Softmax argument deprecation and OOM

raduben · March 16, 2019, 10:30am

Hi, I am trying to tweak (I am not a power user, sorry) a model using forward propagation and I get the warning about argument changes for the softmax call and also I get an OOM in GPU usage at the same level, can somebody give me a hint how to introduce the dim=X argument in the softmax call? Maybe from this reason I get the OOM…Thanks

UserWarning: Implicit dimension choice for softmax has been deprecated. Change the call to include dim=X as an argument.

Warning line: alpha_i = F.softmax(self.U(x_i).t())

######### Method code ##########

def forward(self, x, target):
    # get embeddings and apply dropout
    x = self.embed(x)
    x = self.embed_drop(x)
    x = x.transpose(1, 2)

    # apply convolution and nonlinearity (tanh)
    x = F.tanh(self.conv(x).transpose(1,2))
    y = []
    ss = []
    alphas = []
    for x_i in x:
        # apply attention
        
        # HERE COMES THE WARNING!!!!!!!!!!!!!!!

        alpha_i = F.softmax(self.U(x_i).t())

        # document representations are weighted sums using the attention. Can compute all at once as a matmul
        m_i = alpha_i.mm(x_i)

        # final layer classification
        y_i = self.final.mul(m_i).sum(dim=1).add(self.final_bias)

        # save attention
        alphas.append(alpha_i)
        y.append(y_i)

    r = torch.stack(y)
    # print(torch.cuda.is_available())
    torch.cuda.empty_cache()
    # print('current memory allocated before: {}'.format(torch.cuda.memory_allocated() / 1024 ** 2))
    # print('max memory allocated before: {}'.format(torch.cuda.max_memory_allocated() / 1024 ** 2))
    # print('cached memory before: {}'.format(torch.cuda.memory_cached() / 1024 ** 2))
    alpha = torch.stack(alphas)
    torch.cuda.empty_cache()
    # final sigmoid to get predictions
    yhat = F.sigmoid(r)
    if target is not None:
        loss = self.get_loss(yhat, target)
    else:
        loss = 0
    return yhat, loss, alpha

ptrblck · March 16, 2019, 12:30pm

You can pass the dim argument as the second argument to F.softmax:

alpha_i = F.softmax(self.U(x_i).t(), dim=1)

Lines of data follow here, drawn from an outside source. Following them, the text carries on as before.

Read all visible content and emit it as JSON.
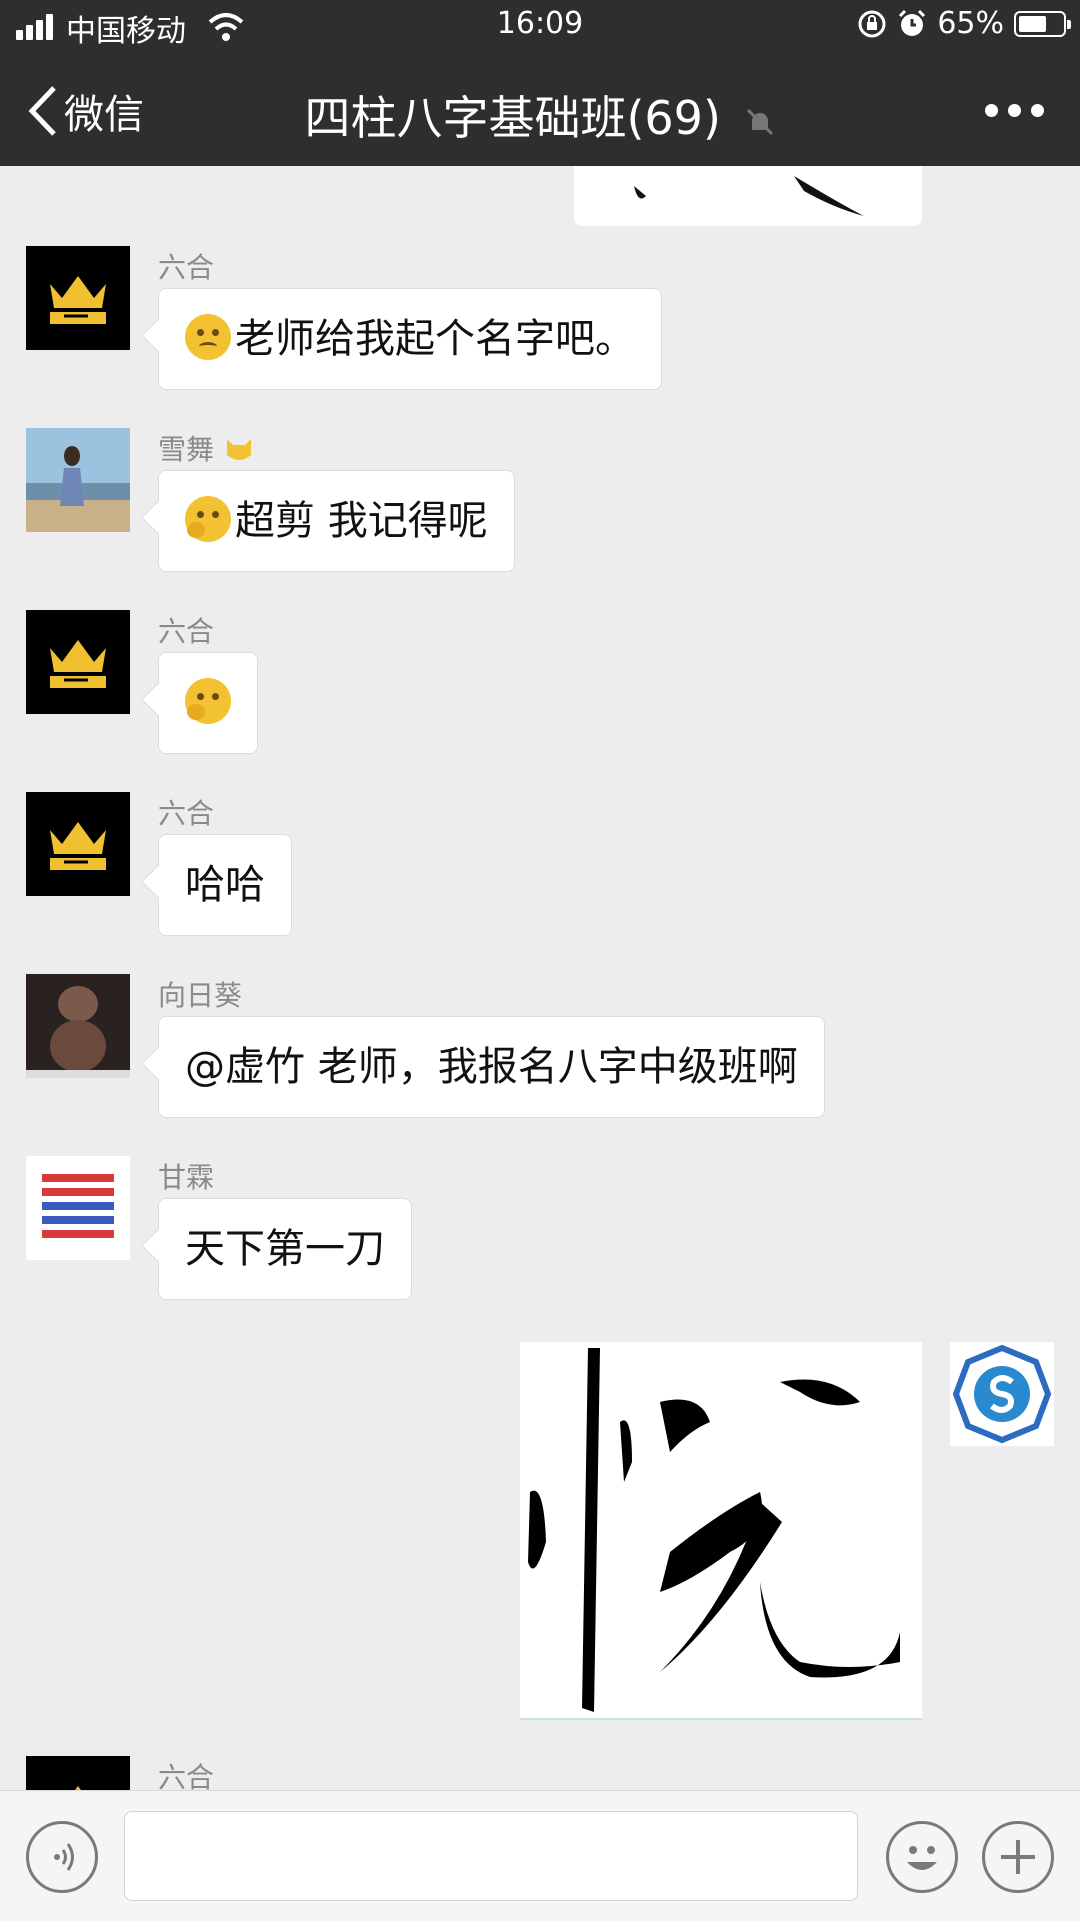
{
  "status": {
    "carrier": "中国移动",
    "time": "16:09",
    "battery": "65%",
    "battery_level": 0.65
  },
  "nav": {
    "back_label": "微信",
    "title": "四柱八字基础班(69)"
  },
  "messages": [
    {
      "sender": "六合",
      "text": "老师给我起个名字吧。"
    },
    {
      "sender": "雪舞",
      "text": "超剪 我记得呢"
    },
    {
      "sender": "六合",
      "text": ""
    },
    {
      "sender": "六合",
      "text": "哈哈"
    },
    {
      "sender": "向日葵",
      "text": "@虚竹 老师，我报名八字中级班啊"
    },
    {
      "sender": "甘霖",
      "text": "天下第一刀"
    },
    {
      "sender": "六合",
      "text": ""
    }
  ],
  "input": {
    "placeholder": ""
  },
  "icons": [
    "signal-icon",
    "wifi-icon",
    "rotation-lock-icon",
    "alarm-icon",
    "battery-icon",
    "back-chevron-icon",
    "mute-bell-icon",
    "more-icon",
    "voice-icon",
    "emoji-icon",
    "plus-icon"
  ]
}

What are you doing with alpha after the forward call? Currently you are storing it in a tensor, which will also store the computation graph and thus increase the memory. If you just want to use alpha for visualizations or debugging, you should detach the tensors from the computation graph using alphas.append(alpha_i.detach()).

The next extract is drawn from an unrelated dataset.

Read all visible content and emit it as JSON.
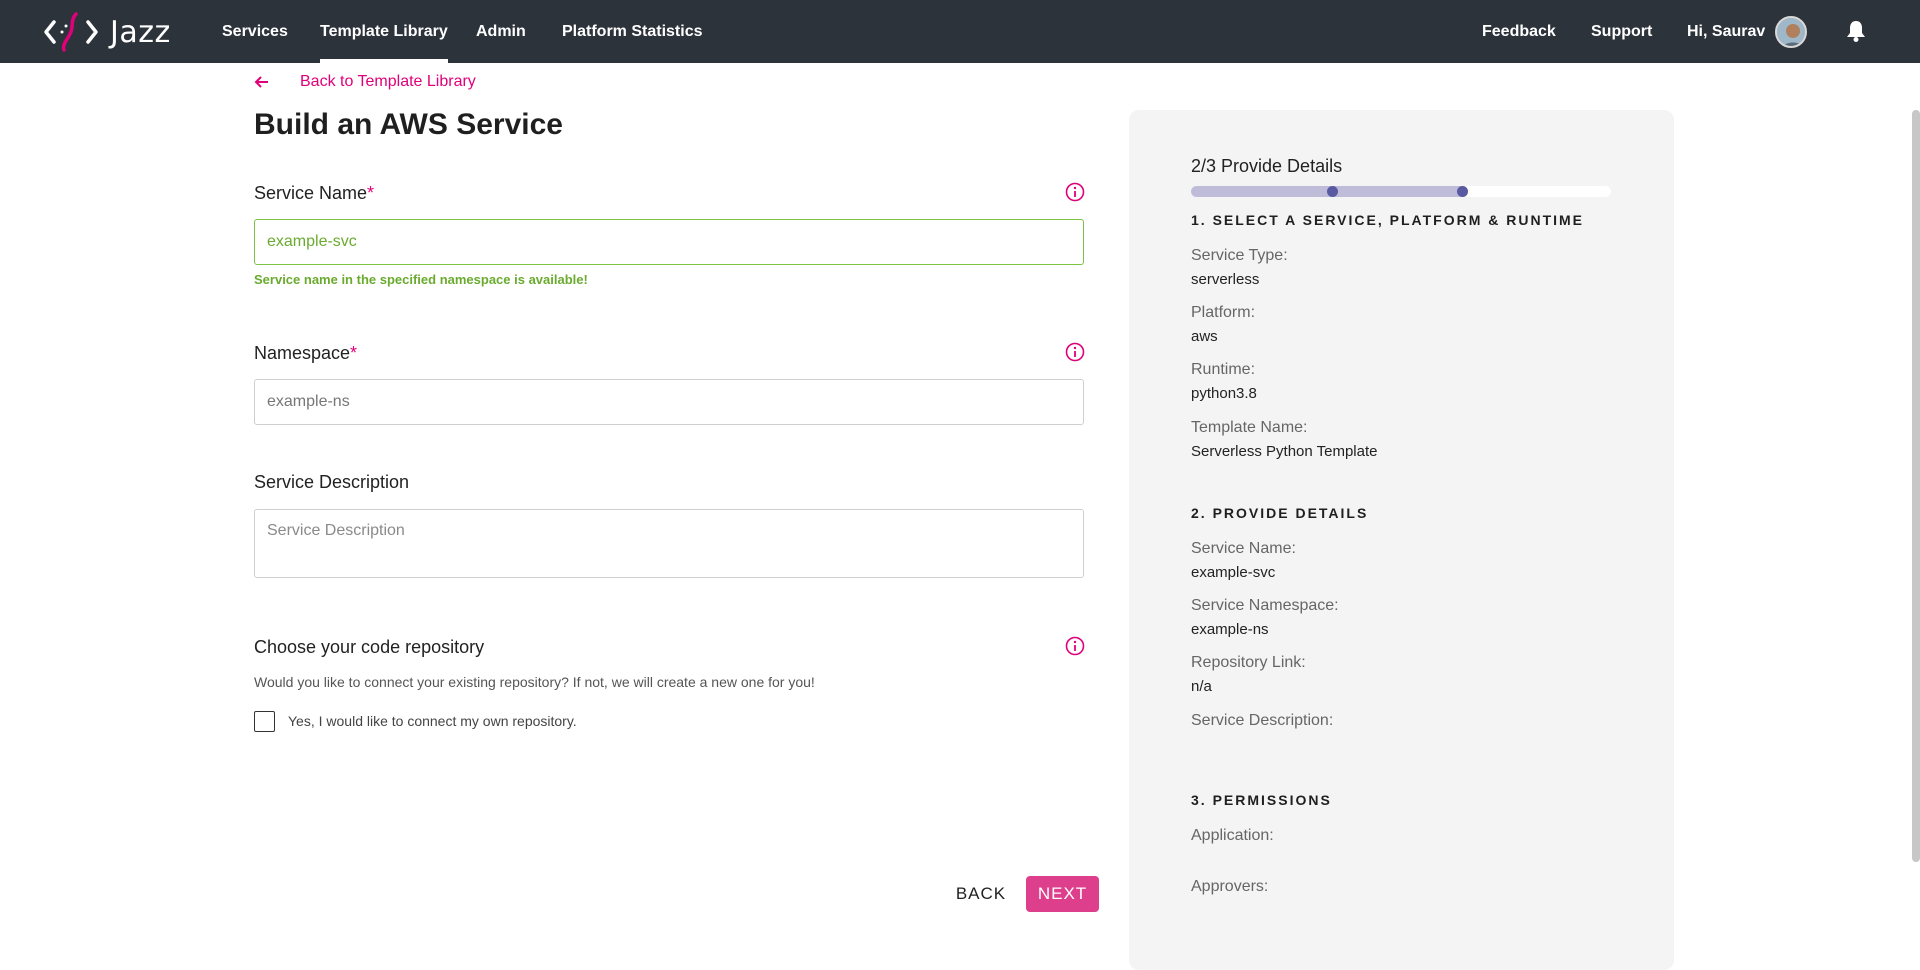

raduben · March 16, 2019, 4:07pm

Thanks for the help, well about alphas I don’t see any further usage…but maybe I am wrong. The full code is available here (the softmax call occurs at line 93:

github.com

caolingyu/Purr/blob/master/models.py

# coding = utf-8
"""
    Holds PyTorch models
"""
import torch
import torch.nn as nn
import torch.nn.functional as F
from torch.nn.init import xavier_uniform
from torch.autograd import Variable

import numpy as np

import math
import random
import sys
import time

sys.path.append('../')
from constants import *
from preprocess import extract_wvs

This file has been truncated. show original

and even after setting dim=1 I still have OOM with big training text files on 4 GB GPU. There are actually two “memory black-holes” in the code, one in models.py at the level of the forward function and another one that is killing me (and apparently I will have to buy a bigger GPU board) is a “classical” memory-hole at the level of loss.backward() in this file, at line 174:

github.com

caolingyu/Purr/blob/master/train.py

# coding = utf-8
"""
    Main training code. Loads data, builds the model, trains, tests, evaluates, writes outputs, etc.
"""
import sys
# sys.path.insert(0, '..')
import torch
import torch.optim as optim
from torch.autograd import Variable

import csv
import argparse
import os 
import numpy as np
import operator
import random
import sys
import time
from tqdm import tqdm
from collections import defaultdict

This file has been truncated. show original

I am training the model with a 1,7 Mio lines text file, having an average of 500 chars per row and I can’t succeed even with a batch_size=1 (OOM after several Ks of trained lines). If the training file drops to about 200K rows then I can finish the training with batch_size = 4. I tried everything possible on earth (except accumulating losses…which I don’t know how to implement yet in this code) to get out of the never-ending:

RuntimeError: CUDA out of memory. Tried to allocate 438.63 MiB (GPU 0; 4.00 GiB total capacity; 2.64 GiB already allocated; 389.80 MiB free; 5.39 MiB cached) but it seems impossible.

ptrblck · March 16, 2019, 5:18pm

It looks like alpha is never used in the other scripts, so this shouldn’t be the problem (although it looks like a bug to me).

Are you seeing an increasing memory usage?
The size of your dataset shouldn’t change the memory requirements, so I’m wondering why the smaller dataset seems to work.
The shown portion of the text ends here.